O ano que me afirmei negra

Das descobertas de 2015, um ano de conhecimento, conquistas e também derrotas internas, afirmei-me negra.

Sempre fui chamada de morena. Nos círculos sociais, na escola, dentro da família, por amigos. Os traços de negritude foram sendo apagados.

Passei por alguns episódios, no entanto. Quando criança, um colega de escola disse que eu havia batido a minha cabeça num poste, por isso que tinha “um nariz amassado.” Chorei por dias, coloquei pregadores no meu nariz para afiná-lo.

No ensino médio, gostava de usar longos cachos, mas fui aconselhada a alisar. “Cachinhos assim são coisas de menina, alisa”. Assim que apareci com escova e chapinha no cabelo, fui elogiada: “nossa, como você está mais bonita!”

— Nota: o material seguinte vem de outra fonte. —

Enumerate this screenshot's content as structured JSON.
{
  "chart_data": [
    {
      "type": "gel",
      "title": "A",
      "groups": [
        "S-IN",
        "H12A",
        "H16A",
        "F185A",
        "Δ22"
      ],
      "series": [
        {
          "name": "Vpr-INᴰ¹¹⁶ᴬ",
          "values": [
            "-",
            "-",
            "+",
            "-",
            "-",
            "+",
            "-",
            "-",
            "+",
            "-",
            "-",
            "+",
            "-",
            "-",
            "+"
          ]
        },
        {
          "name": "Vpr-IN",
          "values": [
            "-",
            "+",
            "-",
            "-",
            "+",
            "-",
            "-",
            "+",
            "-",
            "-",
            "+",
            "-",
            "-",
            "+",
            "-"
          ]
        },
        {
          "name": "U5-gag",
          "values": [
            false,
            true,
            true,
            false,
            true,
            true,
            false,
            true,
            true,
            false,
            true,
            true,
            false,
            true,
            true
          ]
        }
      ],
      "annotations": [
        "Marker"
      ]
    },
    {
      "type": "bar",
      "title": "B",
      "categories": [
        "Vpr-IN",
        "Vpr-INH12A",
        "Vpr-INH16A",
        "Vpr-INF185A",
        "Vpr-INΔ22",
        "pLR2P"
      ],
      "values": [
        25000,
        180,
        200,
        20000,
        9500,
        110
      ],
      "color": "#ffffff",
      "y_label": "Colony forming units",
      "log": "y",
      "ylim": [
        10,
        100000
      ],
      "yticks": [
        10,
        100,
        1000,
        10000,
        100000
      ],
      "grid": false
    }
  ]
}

Mas foi naquele período que tive as minhas primeiras reflexões sobre quem sou. Estudei em uma escola particular de elite, quase não tive colegas negros.

Tive importantes referências, no entanto. Minhas duas professoras de história eram negras. Foi com elas que aprendi um pouco sobre a crítica da história e também o continente africano, tema que foi criticado por alguns colegas na época. “Não cai no vestibular” era a justificativa.

Durante o curso pré-vestibular, há quatro anos, outro confronto. Um amigo, também negro, conversou comigo sobre racismo e as minhas origens. Falei sobre meu pai, que é negro, sobre meus avós também. Fiquei pensando sobre o diálogo por dias.

De outros amigos, entretanto, eu ouvia: “mas você não é negra”. Estava em um campo misto, no qual não era branca nem negra.

Aquelas ideias e pensamentos ficaram na minha cabeça, mas até então não sabia o que EU era. Sou negra? E as minhas outras origens familiares? Há também indígenas, há brancos… O termo “pardo” me incomodava.

Comecei a fazer jornalismo na USP. Apesar de ter conhecido várias pessoas com origens variadas na graduação, logo percebi que o vestibular não é apenas uma prova, mas sim uma seleção social.

Durante este tempo consolidei minhas ideias em relação ao feminismo, ao empoderamento da mulher, em como poderia lutar contra atitudes machistas e de segregação contra as nós mulheres. Queria libertar e libertar-me.

Algumas inseguranças permaneciam, no entanto. A questão do cabelo ainda era forte para mim. Recorri a diversas técnicas de alisamento, este ano ainda fiz uma escova progressiva. Arrependi-me profundamente. Acordei no dia seguinte sem os meus cachos, parecia que não era EU.

Em julho, outro confronto foi definitivo para a minha afirmação.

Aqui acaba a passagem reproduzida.